Choose as many categories as you’d like—but don’t let the organization become overwhelming. A good rule of thumb is to aim for three to seven categories.
4. Brainstorm ways to solve problems.
Think about how you’ll manage your worries. For example, if you’re worried that your car will break down, consider taking it for a tuneup. If you can’t control something (say the weather being sunny on your child’s graduation day), you can accept that the worry is there but remind yourself that the situation is beyond your control.
According to Rosen, scheduled worry time allows us to take a step back and look at what’s bothering us from a different perspective. You might just find that what you were worrying about wasn’t as important as you’d originally thought, or that there’s a solution that will help reduce or eliminate the concern.
5. Make a plan to transition back into your day.
After taking time to worry, Estes suggests transition activities like listening to calming music or an inspirational podcast. “Bring yourself some emotional regulation,” she says.

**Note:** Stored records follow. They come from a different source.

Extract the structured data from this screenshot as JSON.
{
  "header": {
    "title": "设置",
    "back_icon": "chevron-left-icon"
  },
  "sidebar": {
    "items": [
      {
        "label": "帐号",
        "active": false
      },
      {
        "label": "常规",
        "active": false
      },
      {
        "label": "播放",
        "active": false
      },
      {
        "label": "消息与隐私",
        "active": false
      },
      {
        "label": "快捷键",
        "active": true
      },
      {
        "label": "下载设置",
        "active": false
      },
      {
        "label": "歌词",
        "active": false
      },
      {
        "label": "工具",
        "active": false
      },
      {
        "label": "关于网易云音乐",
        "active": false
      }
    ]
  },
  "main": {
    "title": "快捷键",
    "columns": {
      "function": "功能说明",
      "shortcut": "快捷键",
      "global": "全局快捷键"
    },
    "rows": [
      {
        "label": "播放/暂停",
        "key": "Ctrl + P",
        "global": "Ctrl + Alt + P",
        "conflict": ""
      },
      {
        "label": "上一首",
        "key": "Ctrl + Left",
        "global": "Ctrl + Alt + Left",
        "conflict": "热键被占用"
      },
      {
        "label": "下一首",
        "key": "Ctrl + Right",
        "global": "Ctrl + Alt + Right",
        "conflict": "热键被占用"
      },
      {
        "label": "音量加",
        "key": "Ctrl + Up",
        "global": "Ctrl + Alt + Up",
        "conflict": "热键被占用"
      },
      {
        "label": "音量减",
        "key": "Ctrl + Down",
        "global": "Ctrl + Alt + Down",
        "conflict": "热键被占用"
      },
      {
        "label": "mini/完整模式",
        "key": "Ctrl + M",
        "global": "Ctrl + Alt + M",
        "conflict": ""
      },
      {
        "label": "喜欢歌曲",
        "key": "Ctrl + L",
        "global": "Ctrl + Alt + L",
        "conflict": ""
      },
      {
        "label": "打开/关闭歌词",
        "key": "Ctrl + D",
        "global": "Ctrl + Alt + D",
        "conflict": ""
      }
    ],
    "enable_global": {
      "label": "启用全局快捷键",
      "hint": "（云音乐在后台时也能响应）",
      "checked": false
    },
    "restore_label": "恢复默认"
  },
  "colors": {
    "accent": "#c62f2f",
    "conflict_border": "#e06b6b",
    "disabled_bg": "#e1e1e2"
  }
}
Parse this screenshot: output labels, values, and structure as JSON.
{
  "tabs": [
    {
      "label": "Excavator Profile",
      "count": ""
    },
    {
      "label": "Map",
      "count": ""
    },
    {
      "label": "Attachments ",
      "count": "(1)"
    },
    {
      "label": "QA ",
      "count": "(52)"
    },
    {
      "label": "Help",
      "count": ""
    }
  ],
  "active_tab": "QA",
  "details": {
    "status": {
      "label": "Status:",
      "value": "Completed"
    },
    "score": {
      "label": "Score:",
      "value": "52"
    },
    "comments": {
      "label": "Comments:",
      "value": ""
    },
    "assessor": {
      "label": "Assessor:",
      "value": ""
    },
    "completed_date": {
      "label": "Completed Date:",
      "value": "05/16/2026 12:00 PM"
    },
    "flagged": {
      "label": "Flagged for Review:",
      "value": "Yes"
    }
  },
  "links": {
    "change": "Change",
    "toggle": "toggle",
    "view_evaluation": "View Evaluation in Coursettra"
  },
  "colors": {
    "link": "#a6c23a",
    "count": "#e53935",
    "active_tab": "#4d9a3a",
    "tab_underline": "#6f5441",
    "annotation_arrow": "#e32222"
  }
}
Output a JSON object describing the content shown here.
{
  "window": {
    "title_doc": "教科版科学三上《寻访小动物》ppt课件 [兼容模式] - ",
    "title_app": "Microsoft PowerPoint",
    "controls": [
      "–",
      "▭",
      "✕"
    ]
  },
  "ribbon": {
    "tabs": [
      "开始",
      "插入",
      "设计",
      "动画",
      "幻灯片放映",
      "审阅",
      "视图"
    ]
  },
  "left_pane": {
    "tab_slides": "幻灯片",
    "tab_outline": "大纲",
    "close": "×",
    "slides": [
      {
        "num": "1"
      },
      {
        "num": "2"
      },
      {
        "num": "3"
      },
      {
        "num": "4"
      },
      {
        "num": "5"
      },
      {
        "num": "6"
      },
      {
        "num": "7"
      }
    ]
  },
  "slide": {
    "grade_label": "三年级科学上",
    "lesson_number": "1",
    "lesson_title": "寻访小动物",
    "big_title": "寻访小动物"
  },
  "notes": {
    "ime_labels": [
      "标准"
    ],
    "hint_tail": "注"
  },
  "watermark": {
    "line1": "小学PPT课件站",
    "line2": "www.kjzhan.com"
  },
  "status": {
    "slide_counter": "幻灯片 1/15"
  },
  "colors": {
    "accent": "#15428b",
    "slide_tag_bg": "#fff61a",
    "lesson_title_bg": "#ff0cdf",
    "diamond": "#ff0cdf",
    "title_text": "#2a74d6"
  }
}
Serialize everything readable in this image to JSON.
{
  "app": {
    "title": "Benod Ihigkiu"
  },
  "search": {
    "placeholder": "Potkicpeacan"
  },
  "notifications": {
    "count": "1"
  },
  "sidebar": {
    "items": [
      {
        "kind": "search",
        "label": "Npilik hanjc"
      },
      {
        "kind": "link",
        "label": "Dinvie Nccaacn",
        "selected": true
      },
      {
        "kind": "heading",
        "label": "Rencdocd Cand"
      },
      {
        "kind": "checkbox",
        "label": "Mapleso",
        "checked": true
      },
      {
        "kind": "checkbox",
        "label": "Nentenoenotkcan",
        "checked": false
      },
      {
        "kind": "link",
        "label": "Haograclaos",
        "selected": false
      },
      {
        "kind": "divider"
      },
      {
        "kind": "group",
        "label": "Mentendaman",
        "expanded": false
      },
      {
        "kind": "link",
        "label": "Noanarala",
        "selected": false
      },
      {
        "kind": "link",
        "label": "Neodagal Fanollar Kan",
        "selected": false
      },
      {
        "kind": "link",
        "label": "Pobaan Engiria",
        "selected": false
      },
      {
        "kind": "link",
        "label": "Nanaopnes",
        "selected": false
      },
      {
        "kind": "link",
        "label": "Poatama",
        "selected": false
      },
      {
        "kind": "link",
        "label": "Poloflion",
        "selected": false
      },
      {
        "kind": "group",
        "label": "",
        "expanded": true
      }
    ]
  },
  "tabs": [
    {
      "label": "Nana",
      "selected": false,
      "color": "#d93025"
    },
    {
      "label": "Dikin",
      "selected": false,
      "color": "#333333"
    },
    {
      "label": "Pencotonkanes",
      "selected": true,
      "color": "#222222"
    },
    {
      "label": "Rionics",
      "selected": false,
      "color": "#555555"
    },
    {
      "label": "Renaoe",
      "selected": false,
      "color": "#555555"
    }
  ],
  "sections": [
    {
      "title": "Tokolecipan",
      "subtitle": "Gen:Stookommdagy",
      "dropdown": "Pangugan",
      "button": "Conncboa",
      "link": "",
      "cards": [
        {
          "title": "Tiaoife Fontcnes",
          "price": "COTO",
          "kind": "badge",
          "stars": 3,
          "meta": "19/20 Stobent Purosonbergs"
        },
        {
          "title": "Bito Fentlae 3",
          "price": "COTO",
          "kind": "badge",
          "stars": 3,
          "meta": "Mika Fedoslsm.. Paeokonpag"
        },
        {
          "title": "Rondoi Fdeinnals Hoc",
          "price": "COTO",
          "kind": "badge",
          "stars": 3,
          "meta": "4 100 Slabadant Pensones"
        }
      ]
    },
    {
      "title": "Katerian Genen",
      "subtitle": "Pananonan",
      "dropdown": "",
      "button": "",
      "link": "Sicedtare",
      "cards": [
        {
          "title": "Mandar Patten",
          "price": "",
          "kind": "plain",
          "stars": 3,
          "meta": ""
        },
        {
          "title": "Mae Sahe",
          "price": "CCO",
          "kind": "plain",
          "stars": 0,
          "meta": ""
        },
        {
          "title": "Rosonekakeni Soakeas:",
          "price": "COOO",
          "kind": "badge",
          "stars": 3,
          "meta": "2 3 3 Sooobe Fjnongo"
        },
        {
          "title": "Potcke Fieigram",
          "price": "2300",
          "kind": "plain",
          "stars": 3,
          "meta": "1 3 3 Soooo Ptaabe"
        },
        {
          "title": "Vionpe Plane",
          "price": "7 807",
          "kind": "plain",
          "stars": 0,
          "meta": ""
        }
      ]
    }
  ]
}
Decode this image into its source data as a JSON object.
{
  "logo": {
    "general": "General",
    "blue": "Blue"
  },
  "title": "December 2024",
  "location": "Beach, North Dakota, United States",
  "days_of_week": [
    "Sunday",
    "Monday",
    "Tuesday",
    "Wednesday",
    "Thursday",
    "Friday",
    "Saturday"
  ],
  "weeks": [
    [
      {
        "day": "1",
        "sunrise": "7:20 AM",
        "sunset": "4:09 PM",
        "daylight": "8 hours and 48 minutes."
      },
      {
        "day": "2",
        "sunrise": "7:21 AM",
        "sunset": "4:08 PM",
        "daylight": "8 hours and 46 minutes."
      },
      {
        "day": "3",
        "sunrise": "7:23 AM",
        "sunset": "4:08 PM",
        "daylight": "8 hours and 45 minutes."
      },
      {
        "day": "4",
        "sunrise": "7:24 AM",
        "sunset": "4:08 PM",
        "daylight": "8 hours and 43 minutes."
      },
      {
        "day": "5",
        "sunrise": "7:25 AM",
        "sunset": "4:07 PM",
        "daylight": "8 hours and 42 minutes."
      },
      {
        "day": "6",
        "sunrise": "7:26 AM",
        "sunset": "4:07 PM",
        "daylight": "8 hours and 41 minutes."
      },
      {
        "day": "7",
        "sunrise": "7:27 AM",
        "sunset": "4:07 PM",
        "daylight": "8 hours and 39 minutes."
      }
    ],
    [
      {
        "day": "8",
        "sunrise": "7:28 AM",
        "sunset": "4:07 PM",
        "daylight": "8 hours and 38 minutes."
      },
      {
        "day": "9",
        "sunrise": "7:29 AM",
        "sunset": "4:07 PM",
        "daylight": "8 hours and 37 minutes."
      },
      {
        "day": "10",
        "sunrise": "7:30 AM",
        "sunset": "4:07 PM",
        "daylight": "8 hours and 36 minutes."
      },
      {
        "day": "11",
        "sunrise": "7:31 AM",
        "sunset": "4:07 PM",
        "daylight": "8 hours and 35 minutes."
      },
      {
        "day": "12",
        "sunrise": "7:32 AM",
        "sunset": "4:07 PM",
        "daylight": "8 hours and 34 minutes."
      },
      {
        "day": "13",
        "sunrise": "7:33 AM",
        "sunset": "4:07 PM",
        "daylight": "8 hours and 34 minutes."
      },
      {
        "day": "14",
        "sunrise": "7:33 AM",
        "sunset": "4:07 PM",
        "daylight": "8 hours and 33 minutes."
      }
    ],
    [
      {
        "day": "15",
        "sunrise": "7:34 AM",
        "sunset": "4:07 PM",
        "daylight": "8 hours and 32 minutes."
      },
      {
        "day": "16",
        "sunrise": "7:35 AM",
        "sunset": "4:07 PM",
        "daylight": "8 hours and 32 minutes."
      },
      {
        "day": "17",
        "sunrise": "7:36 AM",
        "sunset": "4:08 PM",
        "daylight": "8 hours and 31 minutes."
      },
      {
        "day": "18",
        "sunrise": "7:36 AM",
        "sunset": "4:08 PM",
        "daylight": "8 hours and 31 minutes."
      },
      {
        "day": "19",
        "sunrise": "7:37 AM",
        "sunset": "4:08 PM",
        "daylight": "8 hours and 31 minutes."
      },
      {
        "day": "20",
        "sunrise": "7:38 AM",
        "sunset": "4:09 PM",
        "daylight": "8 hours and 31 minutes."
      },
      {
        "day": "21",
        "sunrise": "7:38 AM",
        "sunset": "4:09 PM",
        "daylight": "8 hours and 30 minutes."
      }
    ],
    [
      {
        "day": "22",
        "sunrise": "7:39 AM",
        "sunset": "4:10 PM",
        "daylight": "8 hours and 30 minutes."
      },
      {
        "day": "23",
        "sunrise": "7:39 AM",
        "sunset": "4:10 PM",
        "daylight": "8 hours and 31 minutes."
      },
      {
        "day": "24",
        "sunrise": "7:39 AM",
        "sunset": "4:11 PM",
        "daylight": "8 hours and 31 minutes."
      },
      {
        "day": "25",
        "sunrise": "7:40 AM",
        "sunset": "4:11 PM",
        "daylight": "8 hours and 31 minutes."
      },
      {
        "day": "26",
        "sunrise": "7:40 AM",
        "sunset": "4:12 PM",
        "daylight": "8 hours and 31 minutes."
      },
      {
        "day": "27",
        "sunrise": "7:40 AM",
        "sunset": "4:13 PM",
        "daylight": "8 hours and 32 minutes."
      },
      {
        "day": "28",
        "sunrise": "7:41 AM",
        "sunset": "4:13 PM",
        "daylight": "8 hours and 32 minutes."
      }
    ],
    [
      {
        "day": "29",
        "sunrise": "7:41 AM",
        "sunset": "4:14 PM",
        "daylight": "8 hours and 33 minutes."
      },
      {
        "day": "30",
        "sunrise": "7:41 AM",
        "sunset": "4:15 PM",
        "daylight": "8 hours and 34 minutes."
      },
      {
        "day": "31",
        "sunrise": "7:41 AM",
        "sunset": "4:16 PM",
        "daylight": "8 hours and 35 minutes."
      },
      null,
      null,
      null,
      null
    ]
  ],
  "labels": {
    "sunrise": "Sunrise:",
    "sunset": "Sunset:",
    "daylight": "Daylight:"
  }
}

Sovec also likes to listen to music, but he pumps up the volume. “I listen to music that makes me happy, and I blast it. It makes me want to dance and sing,” he says. “Movement and the oxygenation of singing helps clean out the body’s chemicals.”
6. Rein in lingering worries.
If you worry outside your scheduled time, it’s okay, but give yourself a pep talk. Remind yourself that you’ll have time to worry later and not to get absorbed by your worries, Turesky says. You can even write down your worry for later so you’ll know it will be addressed, adds Gambino.
Gently remind yourself to be in the moment and focus on what you’re doing instead of worrying. “Acknowledge those worrying thoughts; then set them aside for the time being,” Rosen says. “Tell yourself, ‘I will take care of these worries later on when I have time to devote to them without distraction.’”
Instead of ruminating on every worry that pops up, Sovec recommends that you ask yourself whether you can do something about it right now. “If the answer is yes, then take that action,” he says. “If the answer is no, put it aside for your worry time.”
When to Seek Help for Worries
If you’re having trouble controlling your worries, if they become intrusive, or if you just want someone to talk to about them, it never hurts to reach out to a mental health professional who can listen and help you find strategies to cope.